问题 D: Maximum Random Walk

时间限制: 10 Sec 内存限制: 128 MB

提交 状态 题面

题目描述

Consider the classic random walk: at each step, you have a 1/2 chance of taking a step to the left and a 1/2 chance of taking a step to the right. Your expected position after a period of time is zero; that is, the average over many such random walks is that you end up where you started. A more interesting question is what is the expected rightmost position you will attain during the walk.

输入

The first line of input contains a single integer P, (1 ≤ P ≤ 15), which is the number of data sets that follow Each data set should be processed identically and independently.

Each data set consists of a single line of input consisting of four space-separated values. The first value is an integer K, which is the data set number. Next is an integer n, which is the number of steps to take (1 ≤ n ≤ 1000). The final two are double precision floating-point values L and R which are the probabilities of taking a step left or right respectively at each step (0 ≤ L ≤ 1, 0 ≤ R ≤ 1, 0 ≤ L+R ≤ 1).

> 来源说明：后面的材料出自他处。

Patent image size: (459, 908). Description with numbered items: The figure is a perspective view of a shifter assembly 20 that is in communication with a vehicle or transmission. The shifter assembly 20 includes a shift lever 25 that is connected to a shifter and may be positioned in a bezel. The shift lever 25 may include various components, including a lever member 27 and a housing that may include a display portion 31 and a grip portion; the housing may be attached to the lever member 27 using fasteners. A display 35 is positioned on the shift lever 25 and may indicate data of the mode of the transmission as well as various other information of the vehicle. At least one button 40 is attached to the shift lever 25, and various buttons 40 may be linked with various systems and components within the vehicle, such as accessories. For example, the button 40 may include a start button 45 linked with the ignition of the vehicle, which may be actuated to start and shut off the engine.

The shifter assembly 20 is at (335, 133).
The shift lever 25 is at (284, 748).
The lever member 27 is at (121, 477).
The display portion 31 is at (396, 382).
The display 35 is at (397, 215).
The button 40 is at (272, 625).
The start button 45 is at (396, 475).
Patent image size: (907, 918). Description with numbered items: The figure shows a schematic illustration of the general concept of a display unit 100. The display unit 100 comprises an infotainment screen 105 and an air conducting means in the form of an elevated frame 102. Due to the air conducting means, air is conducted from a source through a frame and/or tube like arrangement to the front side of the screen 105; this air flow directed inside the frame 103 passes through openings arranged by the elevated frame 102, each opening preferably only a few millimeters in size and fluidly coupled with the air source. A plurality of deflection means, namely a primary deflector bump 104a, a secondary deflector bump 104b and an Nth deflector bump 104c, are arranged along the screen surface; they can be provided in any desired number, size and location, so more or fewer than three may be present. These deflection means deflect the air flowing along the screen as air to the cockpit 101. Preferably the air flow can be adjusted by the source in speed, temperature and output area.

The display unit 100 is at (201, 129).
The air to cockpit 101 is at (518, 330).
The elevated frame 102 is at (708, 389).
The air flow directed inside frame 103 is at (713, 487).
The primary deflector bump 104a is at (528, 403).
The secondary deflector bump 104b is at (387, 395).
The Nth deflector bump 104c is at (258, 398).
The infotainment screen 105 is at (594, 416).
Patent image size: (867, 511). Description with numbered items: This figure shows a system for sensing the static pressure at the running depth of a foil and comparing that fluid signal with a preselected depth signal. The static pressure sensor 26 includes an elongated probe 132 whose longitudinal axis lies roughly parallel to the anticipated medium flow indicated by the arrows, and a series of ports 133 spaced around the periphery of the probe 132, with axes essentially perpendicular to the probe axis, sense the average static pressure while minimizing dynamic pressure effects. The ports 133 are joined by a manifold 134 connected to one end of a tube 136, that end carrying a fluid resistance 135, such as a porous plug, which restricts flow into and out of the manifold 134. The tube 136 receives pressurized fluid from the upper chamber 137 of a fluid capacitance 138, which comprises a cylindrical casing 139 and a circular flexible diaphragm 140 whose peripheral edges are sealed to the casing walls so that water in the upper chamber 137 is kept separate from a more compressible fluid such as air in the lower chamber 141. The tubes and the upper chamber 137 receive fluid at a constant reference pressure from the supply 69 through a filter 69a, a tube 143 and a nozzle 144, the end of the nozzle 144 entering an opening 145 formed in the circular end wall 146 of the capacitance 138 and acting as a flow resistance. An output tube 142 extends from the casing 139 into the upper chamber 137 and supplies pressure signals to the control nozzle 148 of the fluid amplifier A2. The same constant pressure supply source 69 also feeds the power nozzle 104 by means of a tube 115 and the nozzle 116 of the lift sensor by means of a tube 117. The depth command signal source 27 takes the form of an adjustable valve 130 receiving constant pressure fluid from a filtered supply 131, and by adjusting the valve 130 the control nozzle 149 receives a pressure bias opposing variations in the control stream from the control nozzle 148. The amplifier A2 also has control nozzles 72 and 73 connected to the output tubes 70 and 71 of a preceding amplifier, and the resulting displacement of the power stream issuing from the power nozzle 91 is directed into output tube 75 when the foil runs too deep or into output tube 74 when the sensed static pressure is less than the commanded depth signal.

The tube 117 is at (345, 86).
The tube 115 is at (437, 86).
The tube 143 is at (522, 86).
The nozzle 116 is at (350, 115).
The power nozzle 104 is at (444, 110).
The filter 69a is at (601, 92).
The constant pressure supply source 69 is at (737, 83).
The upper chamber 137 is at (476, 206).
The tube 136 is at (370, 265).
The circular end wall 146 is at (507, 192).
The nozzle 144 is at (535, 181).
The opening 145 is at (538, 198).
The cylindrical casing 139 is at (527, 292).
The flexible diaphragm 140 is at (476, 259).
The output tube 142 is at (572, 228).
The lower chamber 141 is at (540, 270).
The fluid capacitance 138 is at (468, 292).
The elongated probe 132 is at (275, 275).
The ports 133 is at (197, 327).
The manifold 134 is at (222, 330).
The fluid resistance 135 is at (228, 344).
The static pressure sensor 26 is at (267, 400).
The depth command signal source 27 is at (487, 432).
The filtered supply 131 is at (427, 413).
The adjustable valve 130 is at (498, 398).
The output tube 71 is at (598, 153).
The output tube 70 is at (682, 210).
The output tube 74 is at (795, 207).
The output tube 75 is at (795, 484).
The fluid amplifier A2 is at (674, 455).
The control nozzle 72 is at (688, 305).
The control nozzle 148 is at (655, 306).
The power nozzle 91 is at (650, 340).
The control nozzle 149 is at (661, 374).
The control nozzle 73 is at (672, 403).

Note: the probably of not taking a step would be 1 − L − R.

输出

For each data set there is a single line of output. It contains the data set number, followed by a single space which is then followed by the expected (average) rightmost position you will obtain during the walk, as a double precision floating point value to four decimal places.

样例输入

4

1 1 0.5 0.5

2 4 0.5 0.5

3 10 0.5 0.4

4 1000 0.5 0.4

样例输出

1 0.5000

2 1.1875

3 1.4965

4 3.9995

O(n^3)概率dp，被卡掉了，但其他oj应该能过去，自家oj应该是加了一组15*1000的数据

//O(n^3)
#pragma GCC optimize(3,"Ofast","inline")
#include <stdio.h>
#include <iostream>
#include <algorithm>
#include <string.h>
#include <queue>
#include <vector>
#include <map>
#include <cmath>
#include <stack>
#include <set>
using namespace std;
typedef  long long ll;
const int maxn=1010;
int n,s;
double l,r,inp;
double dp[3][maxn<<1][maxn<<1];
int main()
{
    int _;
    scanf("%d",&_);
    while(_--){
        scanf("%d%d%lf%lf",&n,&s,&l,&r);
        inp=1.0-l-r;
        memset(dp,0,sizeof(dp));
        dp[0][1000][1000]=1;
        int f=0;
        for(int i=1;i<=s;i++,f^=1)
            for(int j=1000-i;j<=1000+i;j++){
                for(int k=j>1000?j:1000;k<=1000+i;++k){
                    if(j==k)
                        dp[f^1][j][k]=dp[f][j][k]*inp+dp[f][j-1][k-1]*r+dp[f][j-1][k]*r;
                    else
                        dp[f^1][j][k]=dp[f][j][k]*inp+dp[f][j-1][k]*r+dp[f][j+1][k]*l;
                }
            }
        double ans=0;
        for(int i=1000-s;i<=1000+s;++i)
            for(int j=1000;j<=1000+s;++j)
                ans+=dp[f][i][j]*(j-1000);
        printf("%d %.4f\n",n,ans);
    }
    return 0;
}

//O(n^2)
#pragma GCC optimize(3,"Ofast","inline")
#include <stdio.h>
#include <iostream>
#include <algorithm>
#include <string.h>
#include <queue>
#include <vector>
#include <map>
#include <cmath>
#include <stack>
#include <set>
using namespace std;
typedef  long long ll;
const int maxn=1010;
double l,r,inp;
double dp[maxn][maxn];
double solve(int n){
    dp[0][0]=1;
    for(int i=1;i<=n;i++){
        for(int j=0;j<=i;j++){
            dp[i][j]=0;
            if(j) dp[i][j]+=dp[i-1][j-1]*r;
            if(j<i) dp[i][j]+=dp[i-1][j]*inp;
            else dp[i][j]+=inp;
            if(j<i-1) dp[i][j]+=dp[i-1][j+1]*l;
            else dp[i][j]+=l;
        }
    }
    double ans=0;
    for(int i=1;i<=n;i++) ans+=(dp[n][i]-dp[n][i-1])*i;
    return ans;
}
int main()
{
    int _;
    scanf("%d",&_);
    while(_--){
        int n,num;
        scanf("%d %d %lf %lf",&num,&n,&l,&r);
        inp=1-l-r;
        printf("%d %.4lf\n",num,solve(n) );
    }
    return 0;
}